Others were turned down because they had never previously taken any foreign travel or could not speak English.

The "ridiculous reasons" for rejecting visas were set out in a report by the independent monitor of UK visas.

Linda Costelloe Baker's report said that despite such flaws there had been "significant improvement in quality."

But she said entry clearance officers could use "some ridiculous reasons when refusing visa for tourist visits".

She said a common reason for refusal was "you wish to go to the UK for a holiday. You have never previously undertaken any foreign travel before and I can see little reason for this trip".

In her report she says "this is a common reason for refusal but there was a first time for everyone who has gone abroad on a holiday and not having done it before is an acceptable reason for travel".

Another reason to reject a tourist visa was "you plan a holiday for no particular purpose other than sightseeing".

On the use of that reason, she says: "But that's what the UK is famous for, sights worth seeing."

'Live like a housewife'

She said the numbers of British people "going on their hols" would be cut if other countries emulated the UKvisas officials who rejected a tourist visa request because the applicant did not have a "sufficient command of the language for the purposes of tourism".

She also highlights the case of a person whose request was rejected by an officer because they had "little or no idea what you plan to see or do".

This was, she discloses, because the person had answered the question on a form asking why they were going to the UK, with the words "annual leave vacation".

That was a "perfectly sensible response", Mrs Costelloe Baker said.

Another woman was criticised for not researching the UK's background when she said she wanted to spend her four-month visit to her fiance to "just live as a housewife".

"I suspect being a housewife for four months was all she wanted to do and the Immigration Rules allow that," Mrs Costelloe Baker said.

She said it was "a little naive to worry about a list of tourist sights" being outlined if applicants wanted to visit close friends.

An applicant in St Petersburg wrote: "I just want a holiday, my friends live near the seaside" to which the officer wrote "you have not named any places you will see".

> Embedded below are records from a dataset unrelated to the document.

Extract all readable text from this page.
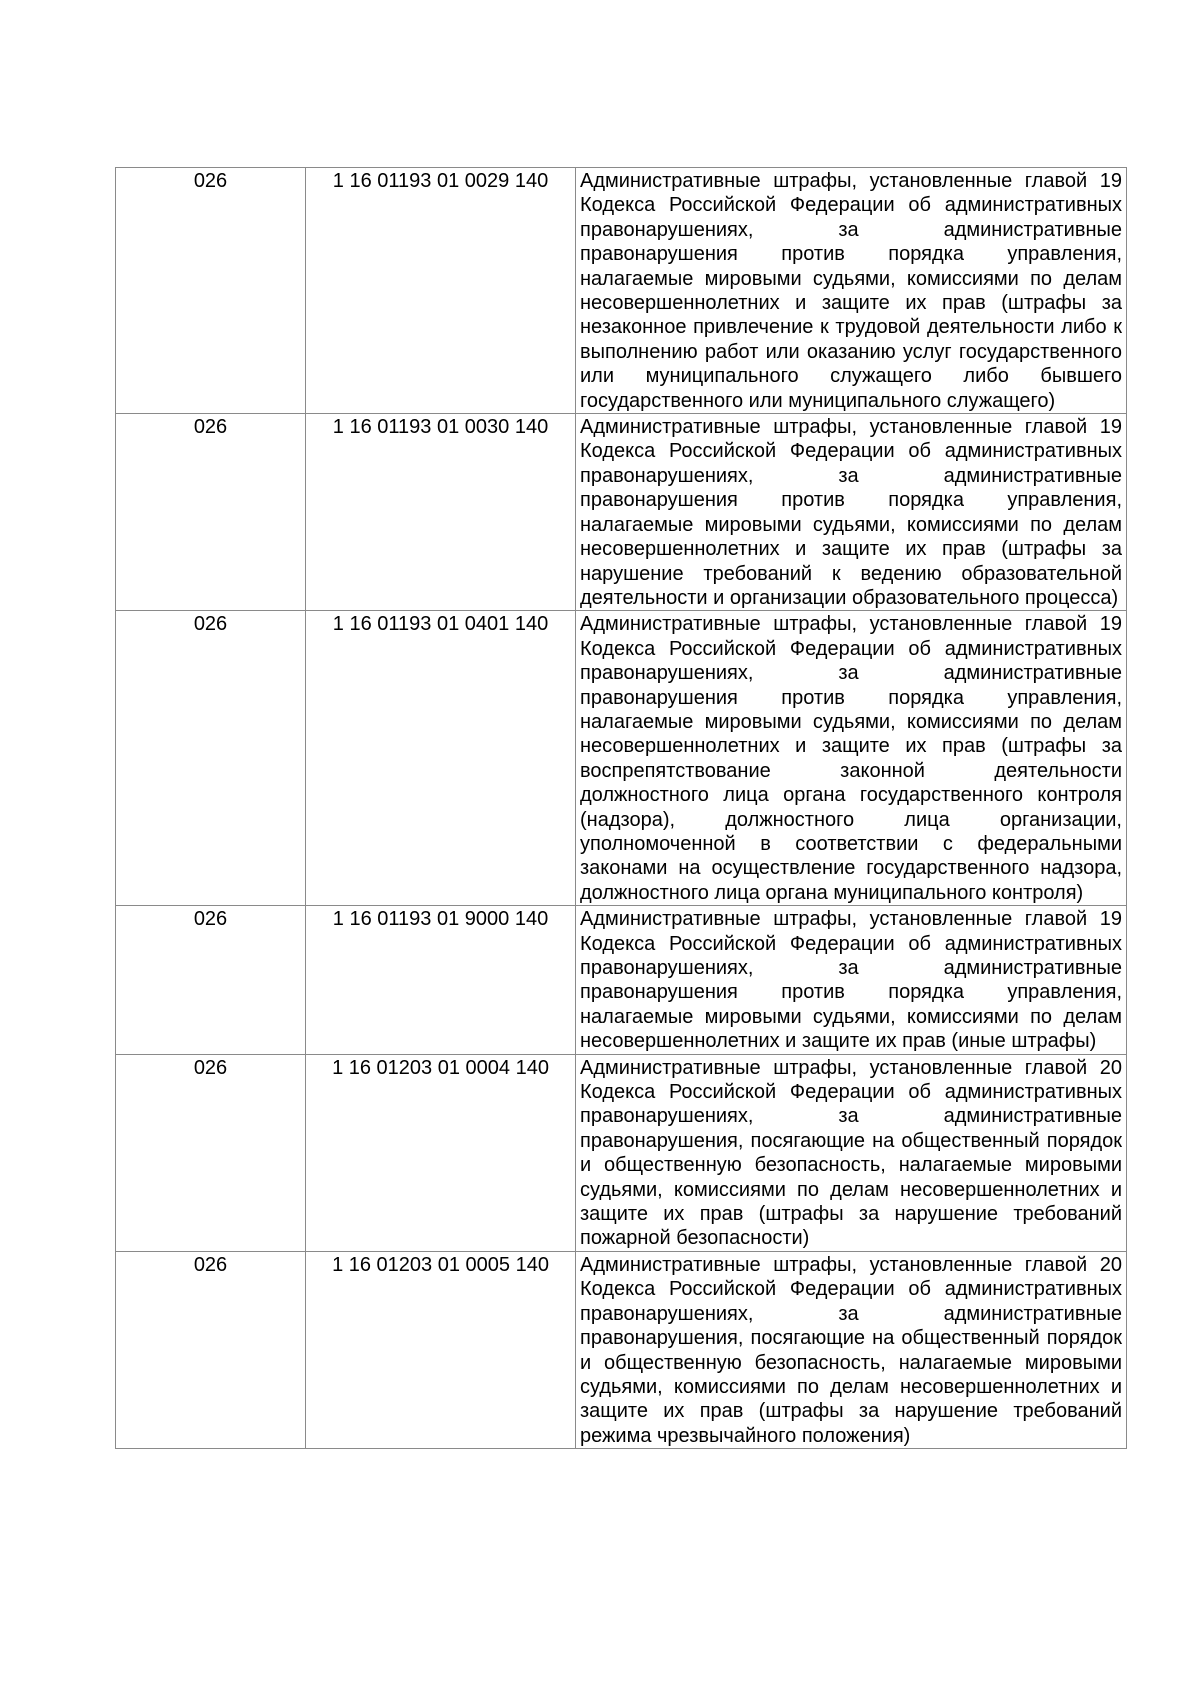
026	1 16 01193 01 0029 140	Административные штрафы, установленные главой 19 Кодекса Российской Федерации об административных правонарушениях, за административные правонарушения против порядка управления, налагаемые мировыми судьями, комиссиями по делам несовершеннолетних и защите их прав (штрафы за незаконное привлечение к трудовой деятельности либо к выполнению работ или оказанию услуг государственного или муниципального служащего либо бывшего государственного или муниципального служащего)

026	1 16 01193 01 0030 140	Административные штрафы, установленные главой 19 Кодекса Российской Федерации об административных правонарушениях, за административные правонарушения против порядка управления, налагаемые мировыми судьями, комиссиями по делам несовершеннолетних и защите их прав (штрафы за нарушение требований к ведению образовательной деятельности и организации образовательного процесса)

026	1 16 01193 01 0401 140	Административные штрафы, установленные главой 19 Кодекса Российской Федерации об административных правонарушениях, за административные правонарушения против порядка управления, налагаемые мировыми судьями, комиссиями по делам несовершеннолетних и защите их прав (штрафы за воспрепятствование законной деятельности должностного лица органа государственного контроля (надзора), должностного лица организации, уполномоченной в соответствии с федеральными законами на осуществление государственного надзора, должностного лица органа муниципального контроля)

026	1 16 01193 01 9000 140	Административные штрафы, установленные главой 19 Кодекса Российской Федерации об административных правонарушениях, за административные правонарушения против порядка управления, налагаемые мировыми судьями, комиссиями по делам несовершеннолетних и защите их прав (иные штрафы)

026	1 16 01203 01 0004 140	Административные штрафы, установленные главой 20 Кодекса Российской Федерации об административных правонарушениях, за административные правонарушения, посягающие на общественный порядок и общественную безопасность, налагаемые мировыми судьями, комиссиями по делам несовершеннолетних и защите их прав (штрафы за нарушение требований пожарной безопасности)

026	1 16 01203 01 0005 140	Административные штрафы, установленные главой 20 Кодекса Российской Федерации об административных правонарушениях, за административные правонарушения, посягающие на общественный порядок и общественную безопасность, налагаемые мировыми судьями, комиссиями по делам несовершеннолетних и защите их прав (штрафы за нарушение требований режима чрезвычайного положения)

Mrs Costelloe Baker said this was not the case - the applicant had named the "seaside".

'Plain English please!'

In one case, a man was refused a visa because the officer thought it not credible that he was going to stay in a hotel in Cirencester "far from [his] friends in Surrey and Kent".

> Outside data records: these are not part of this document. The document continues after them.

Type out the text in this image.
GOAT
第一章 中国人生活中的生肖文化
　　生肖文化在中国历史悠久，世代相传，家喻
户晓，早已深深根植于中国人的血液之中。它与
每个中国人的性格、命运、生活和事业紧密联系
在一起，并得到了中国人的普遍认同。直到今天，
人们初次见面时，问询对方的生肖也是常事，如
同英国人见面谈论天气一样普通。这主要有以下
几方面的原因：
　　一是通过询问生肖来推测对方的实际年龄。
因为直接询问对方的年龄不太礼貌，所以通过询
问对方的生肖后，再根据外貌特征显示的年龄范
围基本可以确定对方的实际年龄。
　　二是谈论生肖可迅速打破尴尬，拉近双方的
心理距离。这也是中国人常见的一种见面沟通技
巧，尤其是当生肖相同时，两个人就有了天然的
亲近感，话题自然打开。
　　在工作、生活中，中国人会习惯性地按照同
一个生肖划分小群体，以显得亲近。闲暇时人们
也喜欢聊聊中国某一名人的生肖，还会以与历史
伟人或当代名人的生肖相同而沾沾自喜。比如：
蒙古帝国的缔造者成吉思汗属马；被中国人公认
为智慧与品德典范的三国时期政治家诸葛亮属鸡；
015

The hotel was in fact in London and the man had told the officer that he had not wanted to put a burden on his friends for his entire 28-day visit.

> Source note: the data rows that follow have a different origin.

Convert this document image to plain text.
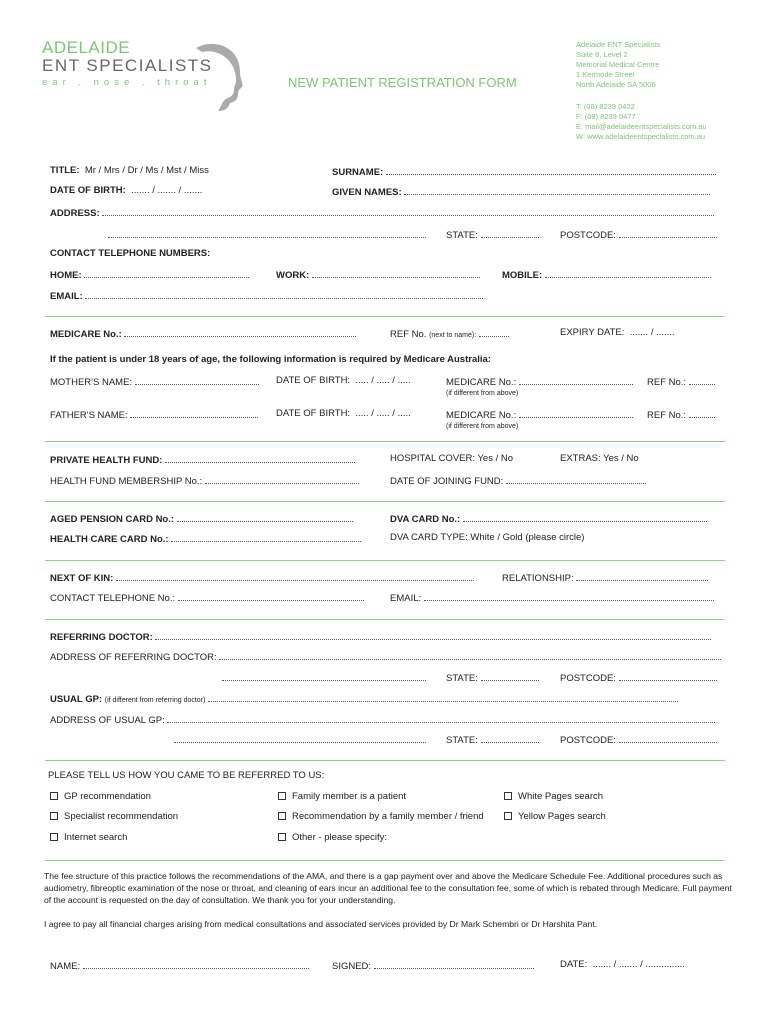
ADELAIDE
ENT SPECIALISTS
ear . nose . throat	NEW PATIENT REGISTRATION FORM
Adelaide ENT Specialists
Suite 8, Level 2
Memorial Medical Centre
1 Kermode Street
North Adelaide SA 5006
T: (08) 8239 0422
F: (08) 8239 0477
E: mail@adelaideentspecialists.com.au
W: www.adelaideentspecialists.com.au
TITLE: Mr / Mrs / Dr / Ms / Mst / Miss	SURNAME:
DATE OF BIRTH: ....... / ....... / .......	GIVEN NAMES:
ADDRESS:
STATE:	POSTCODE:
CONTACT TELEPHONE NUMBERS:
HOME:	WORK:	MOBILE:
EMAIL:
MEDICARE No.:	REF No. (next to name):	EXPIRY DATE: ....... / .......
If the patient is under 18 years of age, the following information is required by Medicare Australia:
MOTHER'S NAME:	DATE OF BIRTH: ..... / ..... / .....	MEDICARE No.:	REF No.:
(if different from above)
FATHER'S NAME:	DATE OF BIRTH: ..... / ..... / .....	MEDICARE No.:	REF No.:
(if different from above)
PRIVATE HEALTH FUND:	HOSPITAL COVER: Yes / No	EXTRAS: Yes / No
HEALTH FUND MEMBERSHIP No.:	DATE OF JOINING FUND:
AGED PENSION CARD No.:	DVA CARD No.:
HEALTH CARE CARD No.:	DVA CARD TYPE: White / Gold (please circle)
NEXT OF KIN:	RELATIONSHIP:
CONTACT TELEPHONE No.:	EMAIL:
REFERRING DOCTOR:
ADDRESS OF REFERRING DOCTOR:
STATE:	POSTCODE:
USUAL GP: (if different from referring doctor)
ADDRESS OF USUAL GP:
STATE:	POSTCODE:
PLEASE TELL US HOW YOU CAME TO BE REFERRED TO US:
GP recommendation	Family member is a patient	White Pages search
Specialist recommendation	Recommendation by a family member / friend	Yellow Pages search
Internet search	Other - please specify:
The fee structure of this practice follows the recommendations of the AMA, and there is a gap payment over and above the Medicare Schedule Fee. Additional procedures such as audiometry, fibreoptic examination of the nose or throat, and cleaning of ears incur an additional fee to the consultation fee, some of which is rebated through Medicare. Full payment of the account is requested on the day of consultation. We thank you for your understanding.
I agree to pay all financial charges arising from medical consultations and associated services provided by Dr Mark Schembri or Dr Harshita Pant.
NAME:	SIGNED:	DATE: ....... / ....... / ...............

Mrs Costelloe Baker said the man had been offered another application free of charge and she hoped he would get an apology as well.

She also said there had been improvement in the language used to explain refusals to applicants since the "very strange wordings" seen during her previous assessment.

But she still called for "plain English please!"

The report covers the first nine months of 2006, which had been a very busy period for UKvisas.

Mrs Costelloe Baker, who is independent but appointed by the Foreign Office, concluded that overall "there has been a significant improvement in the quality of UKvisas work compared with 2005 and I have found that refusal notices are more consistent and less idiosyncratic".